Loup Fontaine ER 23-07-2014
Un loup aperçu à Fontaine. Est Républicain du 23 juillet 2014.

    A noter que dans cet article, on parle du projet d'un ouvrage sur la présence historique et actuelle du loup dans le Territoire de Belfort avec André Lardier (ou plutôt Larger ?). Apparemment, ce projet n'a pas encore abouti. Espérons qu'il se ferra un jour, cela permettra d'apporter beaucoup plus d'informations que ce que j'ai pu en trouver via de simples recherches sur internet.

    Mise à jour du 20 octobre 2023.

    Je viens de retrouver une mention de la présence du loup dans le Territoire de Belfort, plus ancienne que celle du Journal des chasseurs du 1er octobre 1839, dans le Journal de Belfort et du Haut-Rhin du 3 juin 1836 :

    "Une louve, pleine selon les uns, a été tuée par le garde-forestier de Bessoncourt, et amenée à la sous-préfecture de Belfort.
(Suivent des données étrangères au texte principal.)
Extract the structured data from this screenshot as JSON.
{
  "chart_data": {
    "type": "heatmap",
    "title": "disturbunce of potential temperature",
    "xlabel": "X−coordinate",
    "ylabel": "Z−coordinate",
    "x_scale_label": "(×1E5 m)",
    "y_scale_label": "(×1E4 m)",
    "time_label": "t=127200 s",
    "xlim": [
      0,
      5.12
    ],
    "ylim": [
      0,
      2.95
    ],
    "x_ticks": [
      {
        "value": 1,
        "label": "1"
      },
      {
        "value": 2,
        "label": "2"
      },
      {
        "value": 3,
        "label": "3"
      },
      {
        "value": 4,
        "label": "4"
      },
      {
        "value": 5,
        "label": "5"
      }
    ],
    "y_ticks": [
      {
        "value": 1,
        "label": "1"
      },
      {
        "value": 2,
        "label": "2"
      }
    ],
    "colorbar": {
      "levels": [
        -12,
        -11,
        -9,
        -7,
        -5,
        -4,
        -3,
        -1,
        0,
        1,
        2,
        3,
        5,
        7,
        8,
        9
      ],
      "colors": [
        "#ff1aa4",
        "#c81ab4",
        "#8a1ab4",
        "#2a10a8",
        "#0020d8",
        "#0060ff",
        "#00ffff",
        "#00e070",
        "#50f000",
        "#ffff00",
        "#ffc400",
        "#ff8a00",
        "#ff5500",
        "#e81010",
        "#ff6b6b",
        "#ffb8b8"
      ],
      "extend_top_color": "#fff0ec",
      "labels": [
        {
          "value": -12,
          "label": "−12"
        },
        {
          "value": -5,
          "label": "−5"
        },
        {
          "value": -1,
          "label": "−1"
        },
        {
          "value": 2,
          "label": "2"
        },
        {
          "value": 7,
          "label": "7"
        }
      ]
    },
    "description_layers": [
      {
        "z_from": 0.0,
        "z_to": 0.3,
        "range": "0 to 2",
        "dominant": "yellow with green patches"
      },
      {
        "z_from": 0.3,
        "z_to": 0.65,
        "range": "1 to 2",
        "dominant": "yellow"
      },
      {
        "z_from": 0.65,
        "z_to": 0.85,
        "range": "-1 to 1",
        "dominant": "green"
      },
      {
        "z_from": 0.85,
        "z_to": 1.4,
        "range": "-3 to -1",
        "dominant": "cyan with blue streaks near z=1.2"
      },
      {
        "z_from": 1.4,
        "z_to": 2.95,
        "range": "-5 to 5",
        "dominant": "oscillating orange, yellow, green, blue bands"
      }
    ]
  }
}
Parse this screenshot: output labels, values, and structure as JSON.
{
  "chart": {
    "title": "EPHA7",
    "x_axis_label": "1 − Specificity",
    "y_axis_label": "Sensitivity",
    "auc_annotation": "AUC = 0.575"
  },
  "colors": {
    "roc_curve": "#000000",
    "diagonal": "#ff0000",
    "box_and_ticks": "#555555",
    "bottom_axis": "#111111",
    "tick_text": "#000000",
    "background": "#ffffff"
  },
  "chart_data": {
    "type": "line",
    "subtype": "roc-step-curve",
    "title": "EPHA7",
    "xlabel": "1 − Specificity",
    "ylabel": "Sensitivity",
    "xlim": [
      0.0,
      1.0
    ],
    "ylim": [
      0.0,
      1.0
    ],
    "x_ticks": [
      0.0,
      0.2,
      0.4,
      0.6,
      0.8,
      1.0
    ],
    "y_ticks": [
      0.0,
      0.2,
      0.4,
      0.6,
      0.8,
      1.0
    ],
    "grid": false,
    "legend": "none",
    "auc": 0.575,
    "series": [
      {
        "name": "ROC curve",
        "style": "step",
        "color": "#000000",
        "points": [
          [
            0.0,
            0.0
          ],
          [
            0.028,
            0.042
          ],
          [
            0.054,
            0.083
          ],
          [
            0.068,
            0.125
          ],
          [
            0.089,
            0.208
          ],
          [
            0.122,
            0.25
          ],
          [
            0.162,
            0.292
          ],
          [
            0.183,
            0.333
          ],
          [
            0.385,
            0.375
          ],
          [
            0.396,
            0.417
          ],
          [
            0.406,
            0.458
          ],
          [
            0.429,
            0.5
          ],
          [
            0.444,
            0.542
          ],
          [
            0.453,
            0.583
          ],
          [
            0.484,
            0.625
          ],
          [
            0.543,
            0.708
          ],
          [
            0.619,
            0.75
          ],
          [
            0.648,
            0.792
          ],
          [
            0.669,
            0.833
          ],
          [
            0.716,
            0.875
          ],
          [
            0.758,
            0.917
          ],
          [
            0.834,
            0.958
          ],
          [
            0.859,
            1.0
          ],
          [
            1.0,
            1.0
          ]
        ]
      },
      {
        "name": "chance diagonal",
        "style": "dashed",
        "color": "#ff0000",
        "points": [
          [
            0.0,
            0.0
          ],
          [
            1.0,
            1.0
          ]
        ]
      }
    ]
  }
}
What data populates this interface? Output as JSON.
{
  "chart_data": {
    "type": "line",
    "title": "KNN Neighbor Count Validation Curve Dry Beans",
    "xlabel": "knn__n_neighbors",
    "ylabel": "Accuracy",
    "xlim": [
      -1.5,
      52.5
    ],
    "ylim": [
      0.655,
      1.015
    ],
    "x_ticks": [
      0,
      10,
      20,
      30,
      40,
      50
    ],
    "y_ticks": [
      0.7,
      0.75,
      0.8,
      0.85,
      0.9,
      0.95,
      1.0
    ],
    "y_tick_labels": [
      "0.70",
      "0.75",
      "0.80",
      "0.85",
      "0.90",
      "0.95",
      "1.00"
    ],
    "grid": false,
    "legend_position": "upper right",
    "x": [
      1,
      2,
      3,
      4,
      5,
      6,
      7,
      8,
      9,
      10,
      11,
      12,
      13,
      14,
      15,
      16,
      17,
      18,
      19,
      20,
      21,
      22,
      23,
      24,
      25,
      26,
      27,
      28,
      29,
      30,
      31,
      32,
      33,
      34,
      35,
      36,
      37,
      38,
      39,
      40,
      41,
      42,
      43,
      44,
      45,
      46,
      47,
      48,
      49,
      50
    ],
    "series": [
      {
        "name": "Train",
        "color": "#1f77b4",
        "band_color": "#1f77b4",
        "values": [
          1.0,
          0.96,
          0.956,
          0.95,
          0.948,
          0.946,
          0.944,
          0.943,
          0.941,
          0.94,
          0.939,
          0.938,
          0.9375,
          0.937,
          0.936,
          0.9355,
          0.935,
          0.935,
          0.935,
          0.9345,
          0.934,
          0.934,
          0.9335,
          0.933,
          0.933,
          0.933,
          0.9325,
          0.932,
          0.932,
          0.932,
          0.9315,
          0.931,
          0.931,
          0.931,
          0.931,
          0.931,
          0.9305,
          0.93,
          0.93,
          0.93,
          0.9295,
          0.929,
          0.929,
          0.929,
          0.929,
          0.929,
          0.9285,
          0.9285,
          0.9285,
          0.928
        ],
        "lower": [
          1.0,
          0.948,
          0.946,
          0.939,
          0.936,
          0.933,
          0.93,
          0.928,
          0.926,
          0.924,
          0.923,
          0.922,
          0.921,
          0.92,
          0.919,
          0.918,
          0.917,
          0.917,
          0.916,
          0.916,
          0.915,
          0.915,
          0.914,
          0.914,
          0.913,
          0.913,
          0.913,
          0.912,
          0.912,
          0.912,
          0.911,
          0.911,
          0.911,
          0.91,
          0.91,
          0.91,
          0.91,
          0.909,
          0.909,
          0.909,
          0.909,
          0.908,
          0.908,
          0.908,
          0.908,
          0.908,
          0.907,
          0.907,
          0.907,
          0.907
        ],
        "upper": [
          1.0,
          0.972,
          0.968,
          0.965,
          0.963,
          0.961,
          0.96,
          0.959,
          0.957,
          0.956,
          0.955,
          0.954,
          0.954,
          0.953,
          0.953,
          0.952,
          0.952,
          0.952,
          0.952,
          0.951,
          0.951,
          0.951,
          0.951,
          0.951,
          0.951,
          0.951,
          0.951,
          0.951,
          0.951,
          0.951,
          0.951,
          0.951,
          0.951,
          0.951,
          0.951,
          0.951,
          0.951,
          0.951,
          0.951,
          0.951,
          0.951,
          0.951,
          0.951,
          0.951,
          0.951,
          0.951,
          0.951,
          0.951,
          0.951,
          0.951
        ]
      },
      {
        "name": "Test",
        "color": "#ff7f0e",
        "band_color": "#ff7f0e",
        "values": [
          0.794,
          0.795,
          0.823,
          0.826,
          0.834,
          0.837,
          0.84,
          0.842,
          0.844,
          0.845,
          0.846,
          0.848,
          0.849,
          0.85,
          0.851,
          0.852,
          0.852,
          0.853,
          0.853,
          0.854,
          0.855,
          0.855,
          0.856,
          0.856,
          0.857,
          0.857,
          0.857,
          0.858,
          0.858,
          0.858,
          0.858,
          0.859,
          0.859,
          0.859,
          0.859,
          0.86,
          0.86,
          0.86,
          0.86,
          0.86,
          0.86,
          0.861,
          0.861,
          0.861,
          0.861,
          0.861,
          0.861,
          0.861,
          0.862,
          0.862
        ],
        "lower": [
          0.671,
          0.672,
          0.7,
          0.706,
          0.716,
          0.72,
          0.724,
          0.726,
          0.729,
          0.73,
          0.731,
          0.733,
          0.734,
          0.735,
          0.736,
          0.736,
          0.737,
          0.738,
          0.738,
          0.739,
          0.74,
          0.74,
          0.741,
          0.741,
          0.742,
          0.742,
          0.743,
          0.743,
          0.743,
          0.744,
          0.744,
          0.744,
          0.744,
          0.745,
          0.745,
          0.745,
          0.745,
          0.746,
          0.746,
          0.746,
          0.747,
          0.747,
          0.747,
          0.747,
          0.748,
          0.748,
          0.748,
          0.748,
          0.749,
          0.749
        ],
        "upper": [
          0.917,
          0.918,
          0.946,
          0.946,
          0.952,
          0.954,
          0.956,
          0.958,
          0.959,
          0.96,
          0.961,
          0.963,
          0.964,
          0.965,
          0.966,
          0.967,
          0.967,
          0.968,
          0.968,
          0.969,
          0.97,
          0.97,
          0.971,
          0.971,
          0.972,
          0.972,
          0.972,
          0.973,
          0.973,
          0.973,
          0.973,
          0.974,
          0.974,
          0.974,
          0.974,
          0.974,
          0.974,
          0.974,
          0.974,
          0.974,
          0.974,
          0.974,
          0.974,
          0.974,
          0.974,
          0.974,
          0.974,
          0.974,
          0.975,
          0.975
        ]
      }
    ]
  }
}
Ce garde dit-on, après avoir entamé jeudi, l'a trouvé samedi crevée dans les bois. elle parait être de l'âge de deux ans, une de celles que nous n'avons pas traquées l'hiver dernier. Une nichée de louveteaux a aussi été découverte dans la forêt dit de Narceau, située entre Offemont et le Valdoie. C'est le flairer d'un chien qui a surpris leur fort au milieu d'un fourré. Ce hasard, qu'en savons-nous ? empêchera peut-être que plus d'un garçon de la Forge, se rendant à l'école primaire d'Offemont, ne soit dévoré l'hiver prochain. Le hasard et les chasseurs font beaucoup en ce monde."